In the year 1889 the Central Ironfounders’ Association came into being. Until that time most of the foundry moulders were members of the Associated Society of Ironmoulders, which had its headquarters in Glasgow. It was also a beneficial society and there were many complaints in Falkirk that the funds, which should have been available to aid those on strike, were going to certain members feigning sickness (colloquially known as ‘going on the beer’).
“The founder members of the new Society were Archie Logan, Hugh Murdoch, William Strang, and my father, Robert Anderson. Although working class they were all well educated… On several occasions, as a young boy, I was taken to the home of Sir William Collins, in the West End of Glasgow and his house at Strone on the Clyde. At that time Sir William Collins was Secretary of State for Scotland, and father was a moulder. The strategy of the new society was worked out by the founder members in the back-kitchen of our cottage in Dalderse Avenue in Grahamston. Father, who wrote the cards, numbered his own ‘4’. It was in my possession for many years. He became the Society’s first auditor, and later was unpaid treasurer, retiring about 1912, when the executive decided to make a payment for services, to accept which he was most unwilling.
The new Society excluded sick benefit, but included death benefit, and an old age pension.

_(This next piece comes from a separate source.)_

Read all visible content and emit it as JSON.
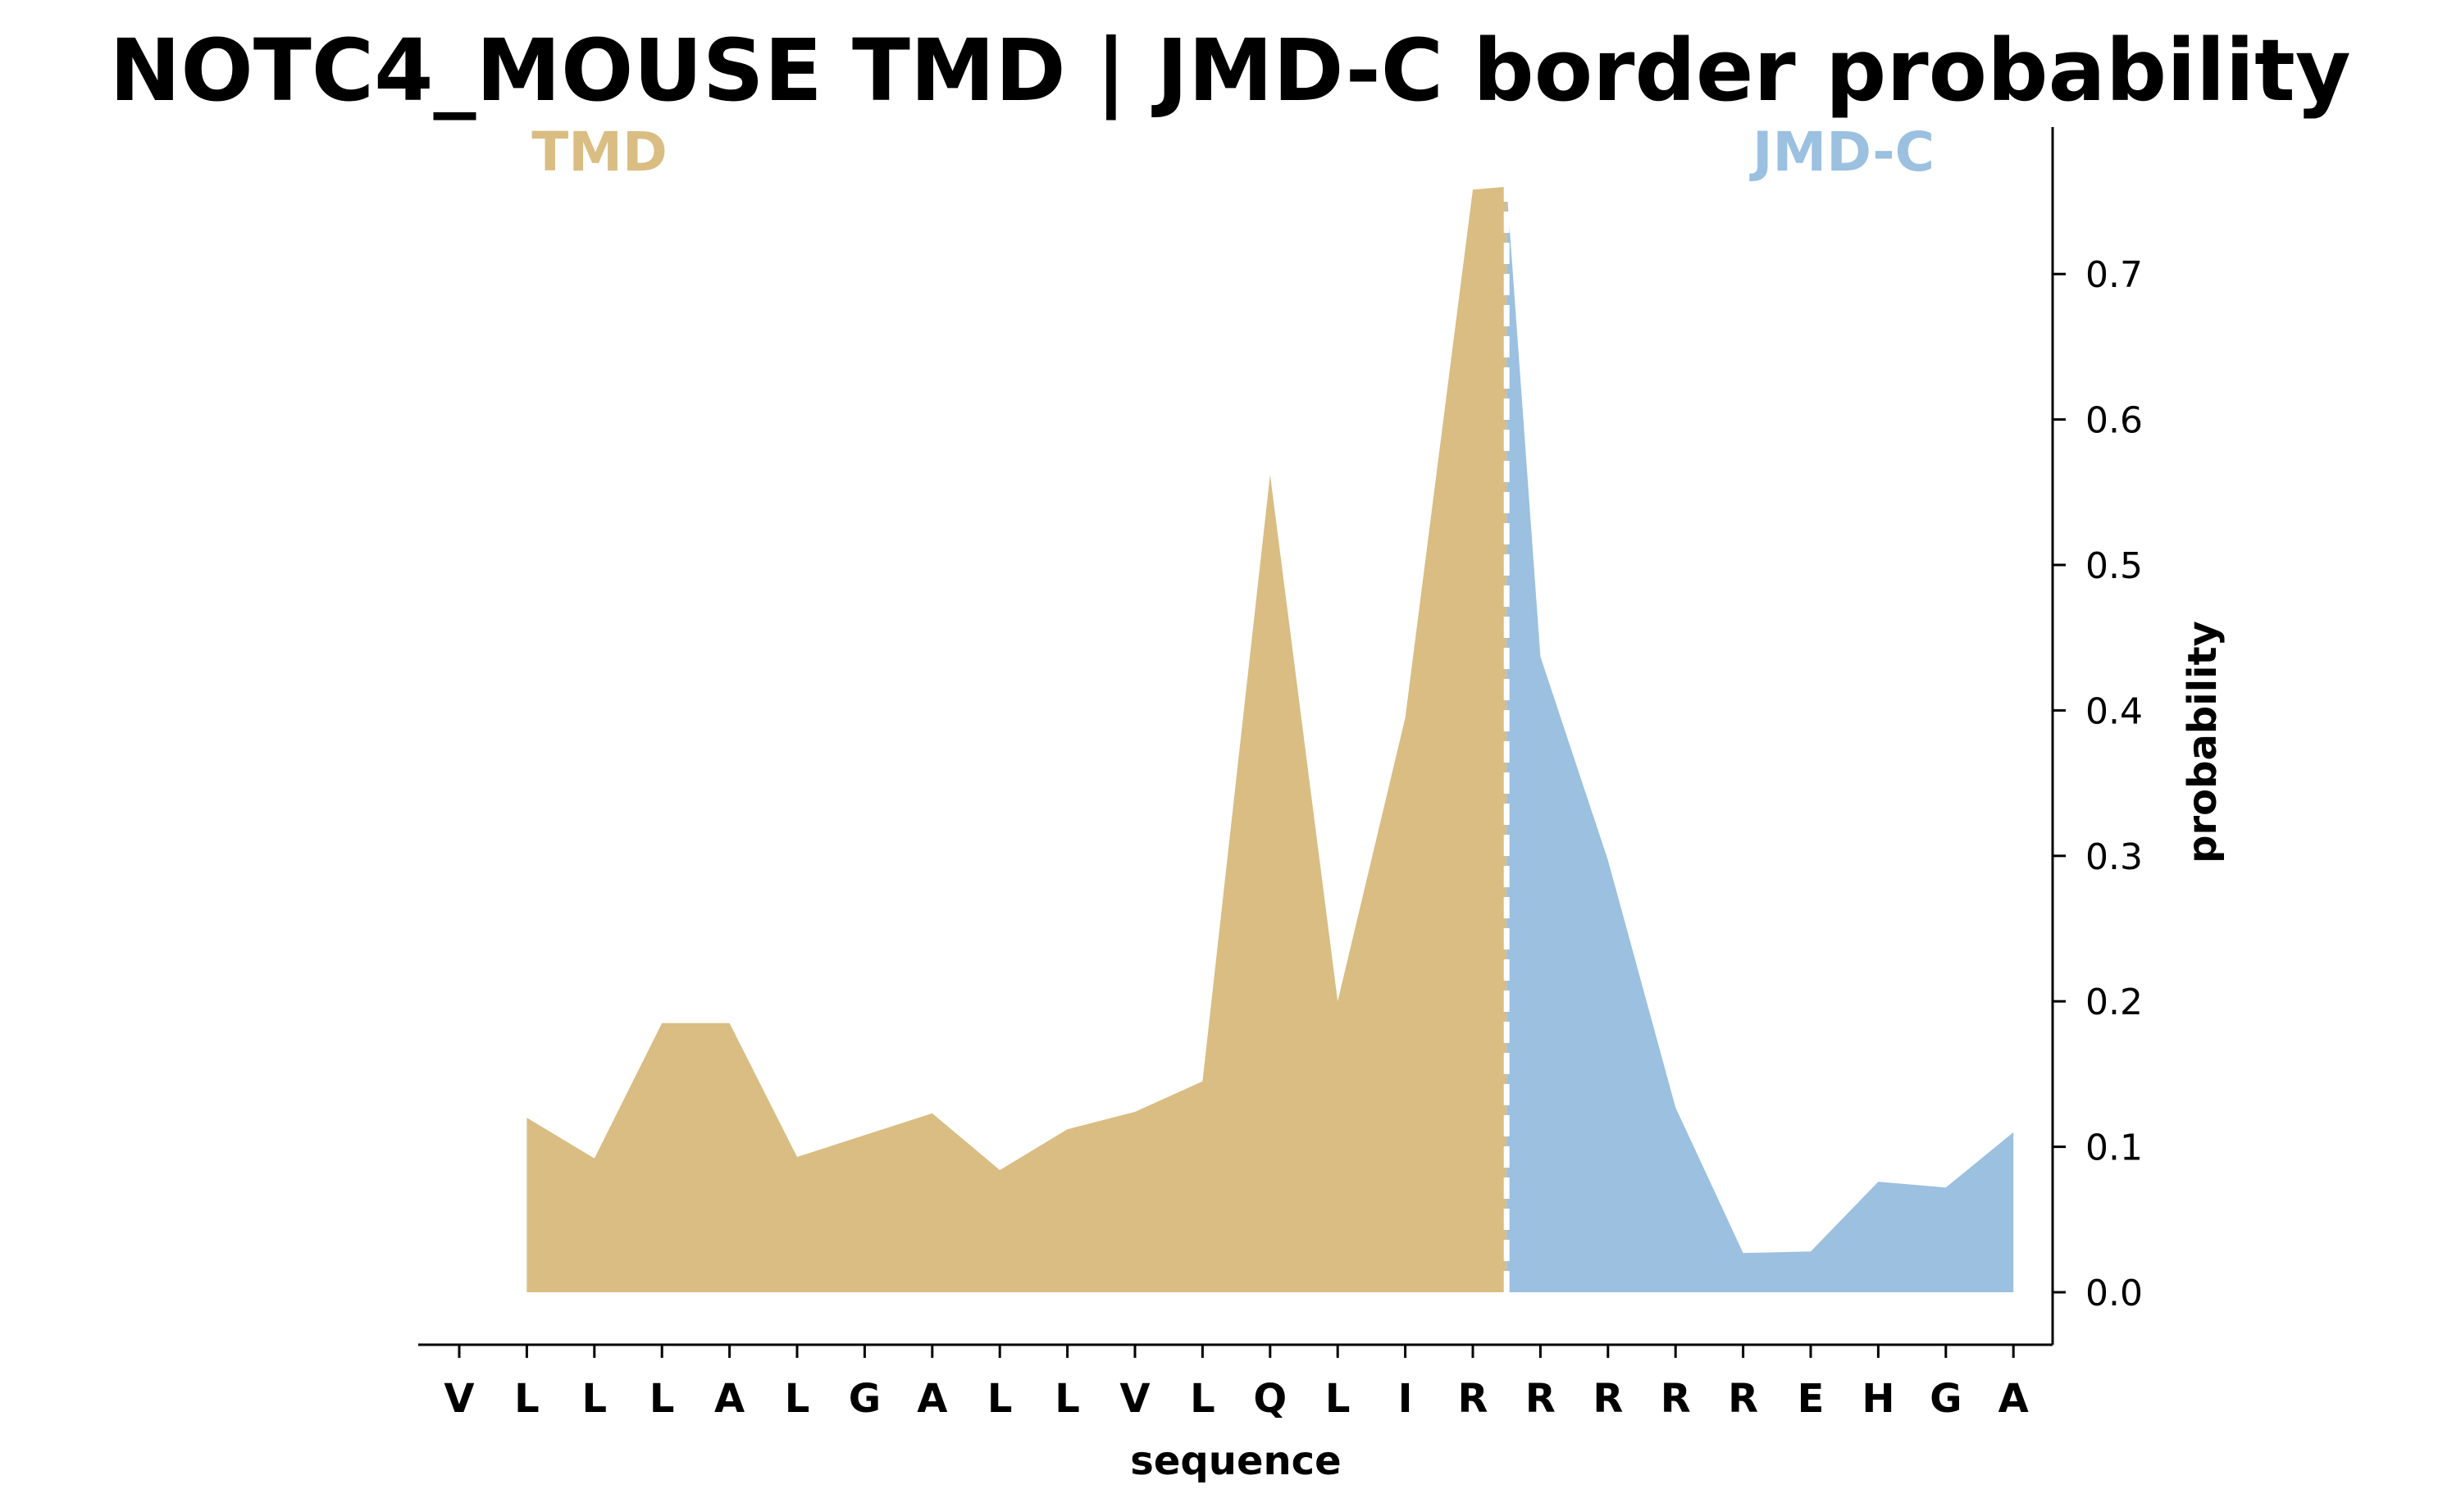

Long illnesses causing great hardship came under review and ex gratia payments were made to members, according to need… In a merger of all the iron workers in the country into one union, the Central Association joined and its headquarters are now in Manchester”.(John Anderson 1980).
In 1894 the Central Ironmoulders’ Association had the following numbers of members at the individual works:
Making a total of 880.
|Forth & Clyde||92|
Illus: 11 Grahams Road.
With the rapid growth of the industry the Central Ironmoulders’ Association found that its workload had increased considerably and its rented accommodation in Newmarket Street was too cramped. So, in December 1912, the union purchased 11 Grahams Road and converted it into offices. Growth of its membership continued with many workers joining from outside of central Scotland. To better reflect its membership, in 1926 it was renamed as the “Ironfounding Workers’ Association”. A new façade was put on the premises at Grahams Road in 1930, designed by J G Callander.
On 1 July 1946 the Ironfounding Workers Association amalgamated with the National Union of Foundry Workers of Great Britain and Ireland to become the Amalgamated Union of Foundry Workers. In 1967 it in turn became part of the Amalgamated Union of Engineering and Foundry Workers. With all of these mergers and declining iron industry in the Falkirk area it was decided to close the Falkirk office.